The evaluation of the proposed system was conducted in a real teaching environment at Rey Juan Carlos University, utilizing Raspberry Pi 4 as the hardware platform, along with the Intel Neural Stick board and a pair of PiCamera RGB cameras for image capture. The Faster R-CNN architecture was employed to detect and classify objects within the images. To assess its performance, a dataset of indoor images was collected and annotated for object detection and classification. Precision, recall, and F1 score were utilized as evaluation metrics.
The results demonstrate that the proposed system achieves a high level of accuracy in detecting and classifying potential safety hazards in indoor environments. This indicates its reliability and effectiveness in identifying safety violations in real-time. Moreover, the system’s software infrastructure is efficiently implemented and designed to be compatible with low-cost hardware platforms, making it affordable for companies of any size or revenue. Furthermore, the potential for integration into existing safety systems in various indoor environments, such as hospitals, warehouses, and factories, provides real-time monitoring and alerts for safety hazards.

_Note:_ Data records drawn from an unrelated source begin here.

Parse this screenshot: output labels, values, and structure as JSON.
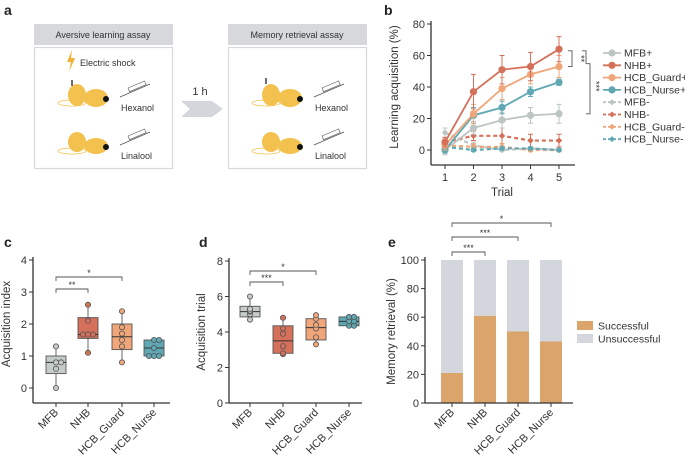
{
  "panel_labels": {
    "a": "a",
    "b": "b",
    "c": "c",
    "d": "d",
    "e": "e"
  },
  "panel_a": {
    "box1_title": "Aversive learning assay",
    "shock_label": "Electric shock",
    "odor1": "Hexanol",
    "odor2": "Linalool",
    "arrow_label": "1 h",
    "box2_title": "Memory retrieval assay",
    "colors": {
      "bee": "#f2c14e",
      "header": "#d6d8dc",
      "arrow": "#d3d6da",
      "shock": "#f2b134"
    }
  },
  "chart_data": [
    {
      "panel": "b",
      "type": "line",
      "xlabel": "Trial",
      "ylabel": "Learning acquisition (%)",
      "x": [
        1,
        2,
        3,
        4,
        5
      ],
      "ylim": [
        0,
        80
      ],
      "yticks": [
        0,
        20,
        40,
        60,
        80
      ],
      "legend_position": "right",
      "series": [
        {
          "name": "MFB+",
          "color": "#bcc5c3",
          "dashed": false,
          "marker": "circle",
          "values": [
            0,
            14,
            19,
            22,
            23
          ],
          "err": [
            3,
            4,
            5,
            5,
            6
          ]
        },
        {
          "name": "NHB+",
          "color": "#d5705a",
          "dashed": false,
          "marker": "circle",
          "values": [
            5,
            37,
            51,
            53,
            64
          ],
          "err": [
            3,
            11,
            9,
            9,
            8
          ]
        },
        {
          "name": "HCB_Guard+",
          "color": "#f0a679",
          "dashed": false,
          "marker": "circle",
          "values": [
            3,
            23,
            39,
            48,
            53
          ],
          "err": [
            3,
            6,
            7,
            6,
            7
          ]
        },
        {
          "name": "HCB_Nurse+",
          "color": "#5fa8b3",
          "dashed": false,
          "marker": "circle",
          "values": [
            0,
            22,
            27,
            37,
            43
          ],
          "err": [
            2,
            5,
            4,
            3,
            2
          ]
        },
        {
          "name": "MFB-",
          "color": "#bcc5c3",
          "dashed": true,
          "marker": "diamond",
          "values": [
            11,
            3,
            0,
            1,
            0
          ],
          "err": [
            3,
            2,
            1,
            1,
            1
          ]
        },
        {
          "name": "NHB-",
          "color": "#d5705a",
          "dashed": true,
          "marker": "diamond",
          "values": [
            5,
            9,
            9,
            6,
            6
          ],
          "err": [
            2,
            3,
            5,
            4,
            4
          ]
        },
        {
          "name": "HCB_Guard-",
          "color": "#f0a679",
          "dashed": true,
          "marker": "diamond",
          "values": [
            3,
            2,
            2,
            0,
            0
          ],
          "err": [
            2,
            2,
            2,
            1,
            1
          ]
        },
        {
          "name": "HCB_Nurse-",
          "color": "#5fa8b3",
          "dashed": true,
          "marker": "diamond",
          "values": [
            2,
            0,
            1,
            1,
            0
          ],
          "err": [
            1,
            1,
            1,
            1,
            1
          ]
        }
      ],
      "significance": [
        {
          "between": [
            "NHB+",
            "HCB_Guard+"
          ],
          "label": "**"
        },
        {
          "between": [
            "NHB+",
            "MFB+"
          ],
          "label": "***"
        }
      ]
    },
    {
      "panel": "c",
      "type": "box",
      "ylabel": "Acquisition index",
      "ylim": [
        0,
        4
      ],
      "yticks": [
        0,
        1,
        2,
        3,
        4
      ],
      "categories": [
        "MFB",
        "NHB",
        "HCB_Guard",
        "HCB_Nurse"
      ],
      "colors": [
        "#c5cbc9",
        "#d5705a",
        "#f0a679",
        "#5fa8b3"
      ],
      "boxes": [
        {
          "min": 0,
          "q1": 0.45,
          "median": 0.8,
          "q3": 1.0,
          "max": 1.3,
          "points": [
            0,
            0.6,
            0.8,
            0.8,
            1.3
          ]
        },
        {
          "min": 1.1,
          "q1": 1.55,
          "median": 1.67,
          "q3": 2.2,
          "max": 2.6,
          "points": [
            1.1,
            1.67,
            1.67,
            1.67,
            2.1,
            2.6
          ]
        },
        {
          "min": 0.8,
          "q1": 1.2,
          "median": 1.6,
          "q3": 2.0,
          "max": 2.4,
          "points": [
            0.8,
            1.3,
            1.5,
            1.7,
            1.9,
            2.4
          ]
        },
        {
          "min": 1.0,
          "q1": 1.0,
          "median": 1.25,
          "q3": 1.5,
          "max": 1.5,
          "points": [
            1.0,
            1.0,
            1.0,
            1.25,
            1.5,
            1.5
          ]
        }
      ],
      "significance": [
        {
          "between": [
            "MFB",
            "NHB"
          ],
          "label": "**"
        },
        {
          "between": [
            "MFB",
            "HCB_Guard"
          ],
          "label": "*"
        }
      ]
    },
    {
      "panel": "d",
      "type": "box",
      "ylabel": "Acquisition trial",
      "ylim": [
        0,
        8
      ],
      "yticks": [
        0,
        2,
        4,
        6,
        8
      ],
      "categories": [
        "MFB",
        "NHB",
        "HCB_Guard",
        "HCB_Nurse"
      ],
      "colors": [
        "#c5cbc9",
        "#d5705a",
        "#f0a679",
        "#5fa8b3"
      ],
      "boxes": [
        {
          "min": 4.7,
          "q1": 4.85,
          "median": 5.15,
          "q3": 5.45,
          "max": 6.0,
          "points": [
            4.7,
            5.0,
            5.15,
            5.2,
            5.3,
            6.0
          ]
        },
        {
          "min": 2.75,
          "q1": 2.8,
          "median": 3.5,
          "q3": 4.35,
          "max": 4.8,
          "points": [
            2.75,
            2.8,
            3.2,
            3.9,
            4.2,
            4.8
          ]
        },
        {
          "min": 3.3,
          "q1": 3.55,
          "median": 4.25,
          "q3": 4.75,
          "max": 4.95,
          "points": [
            3.3,
            3.7,
            4.2,
            4.4,
            4.75,
            4.95
          ]
        },
        {
          "min": 4.35,
          "q1": 4.35,
          "median": 4.6,
          "q3": 4.85,
          "max": 4.85,
          "points": [
            4.35,
            4.35,
            4.6,
            4.6,
            4.85,
            4.85
          ]
        }
      ],
      "significance": [
        {
          "between": [
            "MFB",
            "NHB"
          ],
          "label": "***"
        },
        {
          "between": [
            "MFB",
            "HCB_Guard"
          ],
          "label": "*"
        }
      ]
    },
    {
      "panel": "e",
      "type": "bar",
      "stacked": true,
      "ylabel": "Memory retrieval (%)",
      "ylim": [
        0,
        100
      ],
      "yticks": [
        0,
        20,
        40,
        60,
        80,
        100
      ],
      "categories": [
        "MFB",
        "NHB",
        "HCB_Guard",
        "HCB_Nurse"
      ],
      "legend_position": "right",
      "series": [
        {
          "name": "Successful",
          "color": "#dba46b",
          "values": [
            21,
            61,
            50,
            43
          ]
        },
        {
          "name": "Unsuccessful",
          "color": "#d3d6dd",
          "values": [
            79,
            39,
            50,
            57
          ]
        }
      ],
      "significance": [
        {
          "between": [
            "MFB",
            "NHB"
          ],
          "label": "***"
        },
        {
          "between": [
            "MFB",
            "HCB_Guard"
          ],
          "label": "***"
        },
        {
          "between": [
            "MFB",
            "HCB_Nurse"
          ],
          "label": "*"
        }
      ]
    }
  ]
}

As for future work, the focus will be on improving the system’s robustness and scalability to larger indoor environments with more complex safety hazards. This would enhance its applicability and allow for its seamless integration into a wider range of settings. Overall, the results of this study demonstrate the efficacy of the proposed control system, highlighting its potential to contribute to safer indoor environments and facilitate proactive safety management.